A ball is rolled horizontally off the top of a table. After 3 seconds the ball lands on the ground with a final velocity of −3.5 m/s. Which kinematic equation would be most useful for finding the ball’s initial velocity? (Assume a= −9.8 m/s2)
V=V_0+a(delta)t
(delta)x=(v+v_0/2)(delta)t
(delta)x=v_0(delta)t+1/2 a((delta)t)^2
v^2=v_0^2+2a(delta)x
(delta)x=v(delta)t01/2a((delta)t)^2
The kinematic equation that would be most useful for finding the ball's initial velocity is:
(delta)x = v₀(delta)t + 1/2a((delta)t)^2
The most useful kinematic equation for finding the ball's initial velocity would be:
(delta)x = v_0(delta)t + 1/2 a((delta)t)^2
This equation relates the displacement (delta)x, initial velocity (v_0), acceleration (a), and time (delta)t. By rearranging the equation, you can solve for v_0.

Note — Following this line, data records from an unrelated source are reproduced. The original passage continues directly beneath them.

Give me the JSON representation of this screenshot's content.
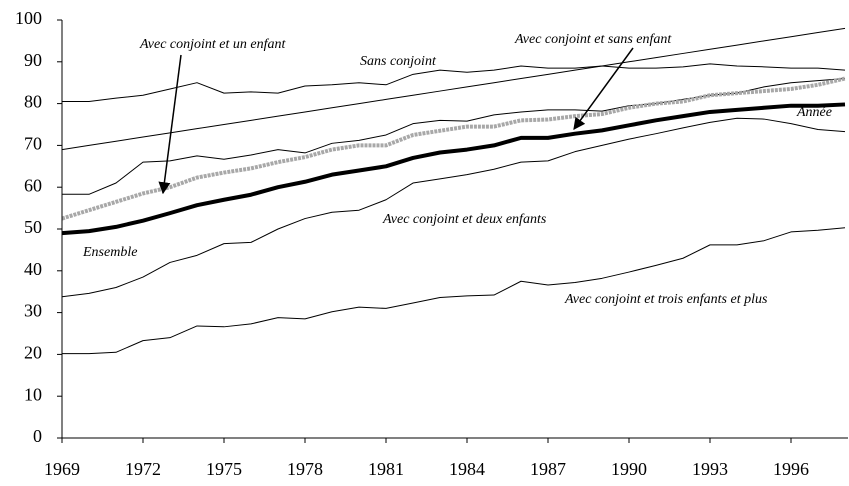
{
  "chart_data": {
    "type": "line",
    "x": [
      1969,
      1970,
      1971,
      1972,
      1973,
      1974,
      1975,
      1976,
      1977,
      1978,
      1979,
      1980,
      1981,
      1982,
      1983,
      1984,
      1985,
      1986,
      1987,
      1988,
      1989,
      1990,
      1991,
      1992,
      1993,
      1994,
      1995,
      1996,
      1997,
      1998
    ],
    "xlim": [
      1969,
      1998
    ],
    "xticks": [
      1969,
      1972,
      1975,
      1978,
      1981,
      1984,
      1987,
      1990,
      1993,
      1996
    ],
    "ylim": [
      0,
      100
    ],
    "yticks": [
      0,
      10,
      20,
      30,
      40,
      50,
      60,
      70,
      80,
      90,
      100
    ],
    "series": [
      {
        "name": "Sans conjoint",
        "color": "#000000",
        "width": 1,
        "values": [
          80.5,
          80.5,
          81.3,
          82,
          83.5,
          85,
          82.5,
          82.8,
          82.5,
          84.2,
          84.5,
          85,
          84.5,
          87,
          88,
          87.5,
          88,
          89,
          88.5,
          88.5,
          89,
          88.5,
          88.5,
          88.8,
          89.5,
          89,
          88.8,
          88.5,
          88.5,
          88
        ]
      },
      {
        "name": "Année",
        "color": "#000000",
        "width": 1,
        "values": [
          69,
          70,
          71,
          72,
          73,
          74,
          75,
          76,
          77,
          78,
          79,
          80,
          81,
          82,
          83,
          84,
          85,
          86,
          87,
          88,
          89,
          90,
          91,
          92,
          93,
          94,
          95,
          96,
          97,
          98
        ]
      },
      {
        "name": "Avec conjoint et sans enfant",
        "color": "#000000",
        "width": 1,
        "values": [
          58.3,
          58.3,
          61,
          66,
          66.3,
          67.5,
          66.7,
          67.7,
          69,
          68.2,
          70.5,
          71.2,
          72.5,
          75.2,
          76,
          75.8,
          77.3,
          78,
          78.5,
          78.5,
          78.2,
          79.5,
          80,
          81,
          82,
          82.5,
          84,
          85,
          85.5,
          86
        ]
      },
      {
        "name": "Avec conjoint et un enfant",
        "color": "#a8a8a8",
        "width": 4,
        "values": [
          52.5,
          54.5,
          56.5,
          58.5,
          60,
          62.3,
          63.5,
          64.5,
          66,
          67.2,
          69,
          70,
          70,
          72.5,
          73.5,
          74.5,
          74.5,
          76,
          76.2,
          77,
          77.5,
          79,
          80,
          80.5,
          82,
          82.5,
          83,
          83.5,
          84.5,
          86
        ]
      },
      {
        "name": "Ensemble",
        "color": "#000000",
        "width": 4,
        "values": [
          49,
          49.5,
          50.5,
          52,
          53.8,
          55.7,
          57,
          58.2,
          60,
          61.3,
          63,
          64,
          65,
          67,
          68.3,
          69,
          70,
          71.8,
          71.8,
          72.8,
          73.6,
          74.8,
          76,
          77,
          78,
          78.5,
          79,
          79.5,
          79.5,
          79.8
        ]
      },
      {
        "name": "Avec conjoint et deux enfants",
        "color": "#000000",
        "width": 1,
        "values": [
          33.8,
          34.6,
          36,
          38.5,
          42,
          43.7,
          46.5,
          46.8,
          50,
          52.5,
          54,
          54.5,
          57,
          61,
          62,
          63,
          64.3,
          66,
          66.3,
          68.5,
          70,
          71.5,
          72.8,
          74.2,
          75.5,
          76.5,
          76.3,
          75.2,
          73.8,
          73.3
        ]
      },
      {
        "name": "Avec conjoint et trois enfants et plus",
        "color": "#000000",
        "width": 1,
        "values": [
          20.2,
          20.2,
          20.5,
          23.3,
          24,
          26.8,
          26.6,
          27.3,
          28.8,
          28.5,
          30.2,
          31.3,
          31,
          32.3,
          33.6,
          34,
          34.2,
          37.5,
          36.6,
          37.2,
          38.2,
          39.7,
          41.3,
          43,
          46.2,
          46.2,
          47.2,
          49.3,
          49.7,
          50.3
        ]
      }
    ]
  }
}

To find the ball's initial velocity, we can use the kinematic equation:
(delta)x = v_0(delta)t + (1/2)a((delta)t)^2
In this equation, (delta)x represents the displacement (distance) traveled by the ball, v_0 represents the initial velocity, a represents the acceleration (gravity in this case), and (delta)t represents the time taken.
Given that the ball was in the air for 3 seconds (delta t = 3 s), and it landed with a final velocity of -3.5 m/s, we can substitute these values into the equation.
(-3.5 m/s) = v_0(3 s) + (1/2)(-9.8 m/s^2)((3 s)^2)
Now we can solve for v_0. Let's simplify the equation:
-3.5 m/s = 3v_0 - 44.1 m/s
Rearranging the equation, we get:
3v_0 = -3.5 m/s + 44.1 m/s
3v_0 = 40.6 m/s
Finally, isolating v_0, we divide both sides of the equation by 3:
v_0 = 40.6 m/s / 3
v_0 ≈ 13.53 m/s
So, the ball's initial velocity would be approximately 13.53 m/s.